Occasionally Panin gets into delicate doctrinal issues at the pivot of one of his discussions. In five of these deletions were made, changes in five more, and additions in two; all of which substantially changed the meaning of what Panin was expounding.

This is Panin’s original work restored to exactly what Panin published. There is a mathematical error of one (duly noted in its place) in summing the years of Period IV of Table I, which does affect some of the proofs of the last section of his book (also noted in that place), but does not diminish the scope of Panin’s discoveries. They are left for the reader to analyze, rather than, as the 1950 edition, half-corrected by the means of dropping affected passages as leprous without taking the time to recalculate the new scenario, which in fact is significantly enhanced by the correction.

The only additions to this work are in the section following Panin’s complete work, in the Appendix. While a researcher may obtain for himself a 1923 or 1939 Edition of Panin’s Bible Chronology, he may find useful a copy that does not require the use of heavy set of lineman pliers to hold the book open while reading the words closest to the stapled gutter of the book, as this transcription required.

Panin begins with nine Canons by which to approach chronology. These are key; in fact they define what is or is not appropriate to the investigation of the field. And they eliminate useless debate; the overwhelming percentage of scholars who find the idea of textual inerrancy ‘quaint’ need not trouble themselves with an author whose object it is to demonstrate it.

His second section is a “List” of every relevant date to an unbroken chronology to be found in the Bible. This reference list is valuable to all investigators, even adherents to the latest model of Assyrian chronology.

The third section is a guided tour through the patterns of the numerics woven throughout the Chronology. While he could have written volumes on the subject, he limited himself to examples that have specific impact on the discussion.

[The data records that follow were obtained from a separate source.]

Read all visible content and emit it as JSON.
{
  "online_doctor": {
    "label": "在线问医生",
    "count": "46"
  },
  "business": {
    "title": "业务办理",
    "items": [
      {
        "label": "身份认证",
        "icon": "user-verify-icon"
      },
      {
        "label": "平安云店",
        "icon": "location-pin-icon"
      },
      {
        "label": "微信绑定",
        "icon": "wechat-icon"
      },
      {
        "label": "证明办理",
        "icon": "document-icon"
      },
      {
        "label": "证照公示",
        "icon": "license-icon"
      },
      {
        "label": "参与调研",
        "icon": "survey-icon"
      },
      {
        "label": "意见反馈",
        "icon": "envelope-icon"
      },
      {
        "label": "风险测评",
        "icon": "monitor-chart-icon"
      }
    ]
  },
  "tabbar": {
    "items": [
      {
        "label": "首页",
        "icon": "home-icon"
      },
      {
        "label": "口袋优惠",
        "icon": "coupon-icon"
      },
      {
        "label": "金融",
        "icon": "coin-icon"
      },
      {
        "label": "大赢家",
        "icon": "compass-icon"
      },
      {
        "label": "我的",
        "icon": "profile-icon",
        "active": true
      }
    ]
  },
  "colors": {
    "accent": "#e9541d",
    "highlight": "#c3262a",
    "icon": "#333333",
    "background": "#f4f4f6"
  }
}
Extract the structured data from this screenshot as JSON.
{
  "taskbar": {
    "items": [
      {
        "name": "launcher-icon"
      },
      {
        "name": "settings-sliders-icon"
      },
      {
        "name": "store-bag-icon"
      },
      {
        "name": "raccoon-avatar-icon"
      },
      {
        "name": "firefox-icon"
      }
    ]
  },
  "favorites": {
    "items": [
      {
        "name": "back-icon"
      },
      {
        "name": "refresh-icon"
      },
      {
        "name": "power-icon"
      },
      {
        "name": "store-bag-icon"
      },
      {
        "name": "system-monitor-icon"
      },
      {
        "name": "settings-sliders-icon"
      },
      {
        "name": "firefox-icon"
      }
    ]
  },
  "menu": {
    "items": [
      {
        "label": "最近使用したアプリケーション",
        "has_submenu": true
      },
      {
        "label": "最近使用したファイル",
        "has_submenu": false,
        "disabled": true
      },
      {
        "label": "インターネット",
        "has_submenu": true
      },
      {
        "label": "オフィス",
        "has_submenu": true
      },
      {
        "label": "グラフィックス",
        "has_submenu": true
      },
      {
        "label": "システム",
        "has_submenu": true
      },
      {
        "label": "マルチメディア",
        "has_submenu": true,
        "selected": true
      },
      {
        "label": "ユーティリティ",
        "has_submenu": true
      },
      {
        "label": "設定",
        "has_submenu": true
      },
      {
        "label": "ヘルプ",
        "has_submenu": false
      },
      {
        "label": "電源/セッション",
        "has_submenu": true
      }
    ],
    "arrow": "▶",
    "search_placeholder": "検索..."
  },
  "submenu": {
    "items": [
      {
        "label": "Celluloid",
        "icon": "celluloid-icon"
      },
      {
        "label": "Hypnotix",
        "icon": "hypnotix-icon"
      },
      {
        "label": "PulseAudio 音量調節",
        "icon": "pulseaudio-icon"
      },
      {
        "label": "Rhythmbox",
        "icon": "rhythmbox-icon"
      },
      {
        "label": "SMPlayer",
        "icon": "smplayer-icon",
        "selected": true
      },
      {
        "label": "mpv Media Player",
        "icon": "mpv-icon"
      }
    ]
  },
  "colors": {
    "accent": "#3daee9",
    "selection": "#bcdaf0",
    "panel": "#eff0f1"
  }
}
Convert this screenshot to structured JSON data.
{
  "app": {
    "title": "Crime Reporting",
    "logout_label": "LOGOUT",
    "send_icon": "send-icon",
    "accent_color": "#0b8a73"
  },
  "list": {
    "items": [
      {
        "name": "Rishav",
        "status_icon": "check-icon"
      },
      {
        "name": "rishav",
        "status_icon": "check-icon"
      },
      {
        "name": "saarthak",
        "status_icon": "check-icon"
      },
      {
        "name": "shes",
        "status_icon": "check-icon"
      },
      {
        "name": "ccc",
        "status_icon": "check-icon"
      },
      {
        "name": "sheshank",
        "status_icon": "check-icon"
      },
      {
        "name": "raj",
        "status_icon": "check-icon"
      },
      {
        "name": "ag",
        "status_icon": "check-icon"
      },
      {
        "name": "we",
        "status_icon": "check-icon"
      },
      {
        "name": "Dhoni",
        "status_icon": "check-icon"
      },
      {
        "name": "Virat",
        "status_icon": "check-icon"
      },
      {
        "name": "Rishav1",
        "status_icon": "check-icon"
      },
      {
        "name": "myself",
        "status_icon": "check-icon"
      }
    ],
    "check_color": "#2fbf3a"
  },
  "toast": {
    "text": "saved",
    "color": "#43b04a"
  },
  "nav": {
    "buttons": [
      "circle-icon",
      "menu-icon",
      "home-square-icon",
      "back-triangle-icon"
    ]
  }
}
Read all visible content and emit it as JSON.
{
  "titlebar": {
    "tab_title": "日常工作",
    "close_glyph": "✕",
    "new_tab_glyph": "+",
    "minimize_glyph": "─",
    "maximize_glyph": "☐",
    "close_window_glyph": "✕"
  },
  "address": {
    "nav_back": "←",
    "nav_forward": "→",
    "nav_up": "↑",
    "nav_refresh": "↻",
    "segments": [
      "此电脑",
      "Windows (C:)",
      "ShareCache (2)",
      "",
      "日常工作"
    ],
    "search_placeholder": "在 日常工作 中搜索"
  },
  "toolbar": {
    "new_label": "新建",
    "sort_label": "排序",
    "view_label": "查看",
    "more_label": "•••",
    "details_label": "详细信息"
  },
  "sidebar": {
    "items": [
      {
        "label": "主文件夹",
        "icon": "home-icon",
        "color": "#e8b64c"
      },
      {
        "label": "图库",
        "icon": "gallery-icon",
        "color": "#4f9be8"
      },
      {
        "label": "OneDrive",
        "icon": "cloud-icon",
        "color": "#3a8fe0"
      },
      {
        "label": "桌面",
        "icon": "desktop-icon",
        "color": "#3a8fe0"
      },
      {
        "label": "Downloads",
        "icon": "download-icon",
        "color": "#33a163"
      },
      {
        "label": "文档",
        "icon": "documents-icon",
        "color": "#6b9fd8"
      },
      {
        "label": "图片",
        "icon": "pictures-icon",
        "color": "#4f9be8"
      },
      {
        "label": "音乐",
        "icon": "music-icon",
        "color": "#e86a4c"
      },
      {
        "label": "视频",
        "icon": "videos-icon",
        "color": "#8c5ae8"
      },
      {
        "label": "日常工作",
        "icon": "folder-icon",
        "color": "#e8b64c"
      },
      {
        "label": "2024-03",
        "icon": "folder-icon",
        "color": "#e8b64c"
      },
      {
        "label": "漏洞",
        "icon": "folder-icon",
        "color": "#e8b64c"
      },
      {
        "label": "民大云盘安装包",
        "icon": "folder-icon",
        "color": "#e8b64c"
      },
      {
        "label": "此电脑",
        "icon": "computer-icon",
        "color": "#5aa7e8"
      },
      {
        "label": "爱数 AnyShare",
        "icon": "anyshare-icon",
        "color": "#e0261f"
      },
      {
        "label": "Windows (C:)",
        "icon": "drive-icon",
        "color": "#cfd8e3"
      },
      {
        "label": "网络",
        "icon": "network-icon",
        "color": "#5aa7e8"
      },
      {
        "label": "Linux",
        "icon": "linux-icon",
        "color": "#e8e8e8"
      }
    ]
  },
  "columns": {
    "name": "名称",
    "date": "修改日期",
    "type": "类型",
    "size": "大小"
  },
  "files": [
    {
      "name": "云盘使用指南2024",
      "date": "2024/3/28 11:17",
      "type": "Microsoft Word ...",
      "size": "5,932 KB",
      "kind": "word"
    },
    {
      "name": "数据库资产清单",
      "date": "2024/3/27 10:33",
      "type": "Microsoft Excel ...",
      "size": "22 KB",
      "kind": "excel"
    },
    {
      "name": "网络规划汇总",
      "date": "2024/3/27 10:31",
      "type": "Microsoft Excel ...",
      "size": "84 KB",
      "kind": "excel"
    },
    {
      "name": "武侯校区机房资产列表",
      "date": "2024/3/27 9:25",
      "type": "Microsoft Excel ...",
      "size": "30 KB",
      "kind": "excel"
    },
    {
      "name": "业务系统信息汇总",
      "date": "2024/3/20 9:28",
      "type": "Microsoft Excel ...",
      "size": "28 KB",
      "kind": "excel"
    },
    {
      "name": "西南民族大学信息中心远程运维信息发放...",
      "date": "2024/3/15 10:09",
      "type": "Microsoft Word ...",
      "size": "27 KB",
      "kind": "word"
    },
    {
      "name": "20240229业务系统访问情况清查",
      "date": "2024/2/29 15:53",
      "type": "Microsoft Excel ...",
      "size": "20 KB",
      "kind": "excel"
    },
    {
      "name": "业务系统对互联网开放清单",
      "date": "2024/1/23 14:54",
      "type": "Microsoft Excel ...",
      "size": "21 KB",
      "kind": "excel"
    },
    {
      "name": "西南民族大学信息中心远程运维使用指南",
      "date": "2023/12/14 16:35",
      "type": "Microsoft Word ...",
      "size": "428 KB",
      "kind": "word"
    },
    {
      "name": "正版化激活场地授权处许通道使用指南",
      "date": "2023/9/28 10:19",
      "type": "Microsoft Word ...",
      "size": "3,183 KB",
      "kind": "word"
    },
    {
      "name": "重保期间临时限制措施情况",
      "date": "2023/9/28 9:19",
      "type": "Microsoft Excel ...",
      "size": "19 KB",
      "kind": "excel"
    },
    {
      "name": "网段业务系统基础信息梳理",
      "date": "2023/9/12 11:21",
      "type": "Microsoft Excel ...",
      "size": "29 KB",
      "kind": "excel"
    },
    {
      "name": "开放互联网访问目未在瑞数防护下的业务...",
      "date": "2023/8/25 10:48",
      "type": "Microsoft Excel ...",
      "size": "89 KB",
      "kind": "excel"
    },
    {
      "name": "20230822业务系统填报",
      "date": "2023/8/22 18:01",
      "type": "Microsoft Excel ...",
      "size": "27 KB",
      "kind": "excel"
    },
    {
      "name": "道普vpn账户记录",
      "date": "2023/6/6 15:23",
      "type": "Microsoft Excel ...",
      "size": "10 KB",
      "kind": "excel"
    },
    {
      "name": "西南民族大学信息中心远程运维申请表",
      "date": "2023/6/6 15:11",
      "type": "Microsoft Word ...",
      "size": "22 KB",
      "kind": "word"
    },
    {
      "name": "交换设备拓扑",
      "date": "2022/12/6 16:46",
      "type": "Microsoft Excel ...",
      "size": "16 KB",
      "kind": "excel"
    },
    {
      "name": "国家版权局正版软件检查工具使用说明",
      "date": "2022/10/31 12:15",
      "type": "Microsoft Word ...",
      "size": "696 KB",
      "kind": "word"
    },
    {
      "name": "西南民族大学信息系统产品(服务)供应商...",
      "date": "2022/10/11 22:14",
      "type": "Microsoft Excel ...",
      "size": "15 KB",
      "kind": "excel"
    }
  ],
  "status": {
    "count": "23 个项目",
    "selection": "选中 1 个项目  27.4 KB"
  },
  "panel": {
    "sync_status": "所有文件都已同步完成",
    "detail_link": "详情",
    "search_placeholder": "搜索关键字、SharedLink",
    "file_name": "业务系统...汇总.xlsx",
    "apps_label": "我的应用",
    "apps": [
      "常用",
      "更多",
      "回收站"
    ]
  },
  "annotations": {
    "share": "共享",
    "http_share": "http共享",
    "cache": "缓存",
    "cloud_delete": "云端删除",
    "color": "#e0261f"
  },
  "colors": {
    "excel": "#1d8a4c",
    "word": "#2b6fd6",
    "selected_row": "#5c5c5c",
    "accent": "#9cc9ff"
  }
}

The archaic presentation style will make its presence felt; this gives as close as possible a sense of not only the content of his work, but the timing and background. If you are merely looking for dates to compare, skip to Table I; but be warned; you will miss one of the only uses of ‘Gibraltaresqueness’ found anywhere in English literature.

Those familiar with the classic problems of chronology that are revisited by each generation of scholars will appreciate the depth of Panin’s often unique and always thorough approach.